Miles describes the size of this year’s increase as “very good”.
“[The rise is] across the 50 companies, so that’s really pleasing to see. It’s not just down to a couple of organisations,” he adds.
“Some big percentage increases in the second half of the list show the focus on corporate community investment is trickling down.”
The rate of growth this year is comfortably ahead of last year’s 4.4 per cent rise and the 2021 increase of 3.7 per cent, although well below the 24 per cent surge in 2020 as much of eastern Australia was engulfed by bushfires.
BHP remained the country’s biggest corporate philanthropist, distributing $222 million to charity, followed by Coles, which donated $152 million.
The rise in corporate giving comes as surveys show younger employees increasingly want to work at companies whose values are aligned with theirs.
“[Our giving program] is an important part of employee engagement,” NIB’s Toms says.
“It is part of our overarching purpose and is a key part of our value proposition. It’s a retention tool.”
Woolworths says philanthropy is also a focus for directors.
Like NIB, Woolworths recorded a near tripling of its giving program this year, to $122 million.
“Our board takes a very keen interest in our philanthropic agenda as it is a key part of the wider group’s purpose, in which everyone at Woolworths Group has a part to play. Food relief activity is discussed regularly with the board,” says Woolworths chief sustainability officer Alex Holt.
Coles and some of the big banks, including Bendigo and Adelaide Bank, recorded strong increases.
Bendigo and Adelaide Bank’s contribution was up 70 per cent, National Australia Bank recorded a 62 per cent rise and Westpac, which this year celebrates the 50th anniversary of the Westpac Rescue Helicopter, cemented a 21 per cent rise in giving.

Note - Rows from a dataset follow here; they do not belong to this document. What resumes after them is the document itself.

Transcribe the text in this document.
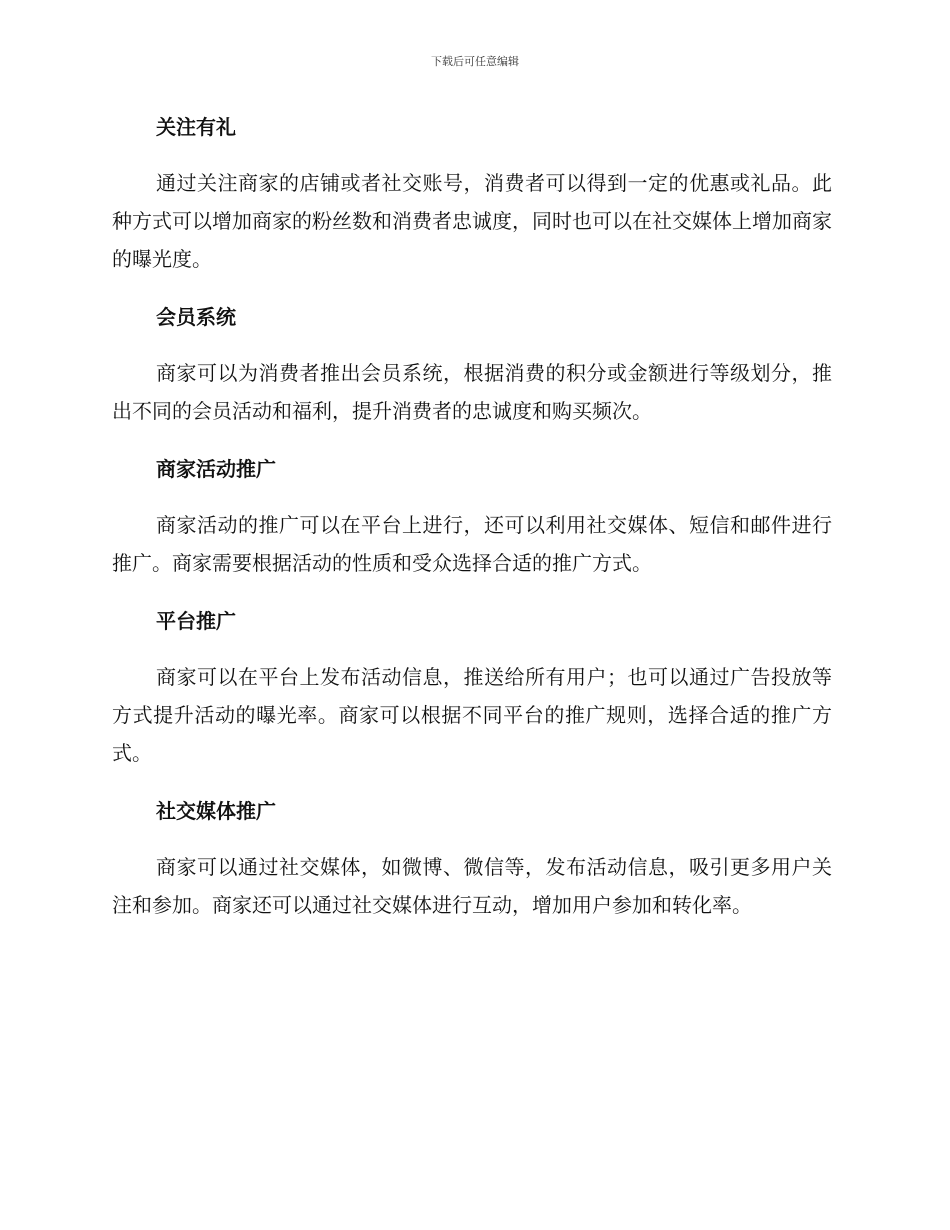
下载后可任意编辑
关注有礼

通过关注商家的店铺或者社交账号，消费者可以得到一定的优惠或礼品。此种方式可以增加商家的粉丝数和消费者忠诚度，同时也可以在社交媒体上增加商家的曝光度。

会员系统

商家可以为消费者推出会员系统，根据消费的积分或金额进行等级划分，推出不同的会员活动和福利，提升消费者的忠诚度和购买频次。

商家活动推广

商家活动的推广可以在平台上进行，还可以利用社交媒体、短信和邮件进行推广。商家需要根据活动的性质和受众选择合适的推广方式。

平台推广

商家可以在平台上发布活动信息，推送给所有用户；也可以通过广告投放等方式提升活动的曝光率。商家可以根据不同平台的推广规则，选择合适的推广方式。

社交媒体推广

商家可以通过社交媒体，如微博、微信等，发布活动信息，吸引更多用户关注和参加。商家还可以通过社交媒体进行互动，增加用户参加和转化率。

Woolworths attributes the surge in giving mainly to the ability, for the first time, to accurately value the amount of food donated to its food rescue partners, such as OzHarvest, Foodbank and FareShare.
The value of food donated accounted for $76 million of the increase, while the remainder came from a rise in financial contributions, Holt notes.
Newcomers to the Australian Financial Review Corporate Philanthropy 50 list this year include online graphic design platform Canva, lithium and iron ore miner Mineral Resources and The Lottery Corp.
In 2021, the founders of Canva, Melanie Perkins and Cliff Obrecht, said they would give away the “vast majority” of their wealth.
The couple have subsequently made a sizeable contribution to the Canva Foundation, which this year donated $14.7 million to international aid and microfinance projects.
Toms says NIB is focused on health and wellbeing in recognition of findings that just 30 per cent of an individual’s life expectancy is related to genetics. The rest is tied to social determinants, such as lifestyle, access to medical care, housing and transport, and food security.
The NIB Foundation was established in 2007 with a $25 million donation from the company. Money is distributed from the foundation, and from unclaimed dividends. NIB formed an Aboriginal health partnerships program in 2020, and $1 million has since been donated from unclaimed shareholder dividends.
Overall, the main areas Australian companies supported were related to social and public affairs, but McLeod and Miles note that companies were also strong supporters of the Yes campaign in the Voice referendum.
Research was conducted by Jarrod Miles and John McLeod. Sources include the GivingLarge report, publicly available company sustainability reports and ACNC registry.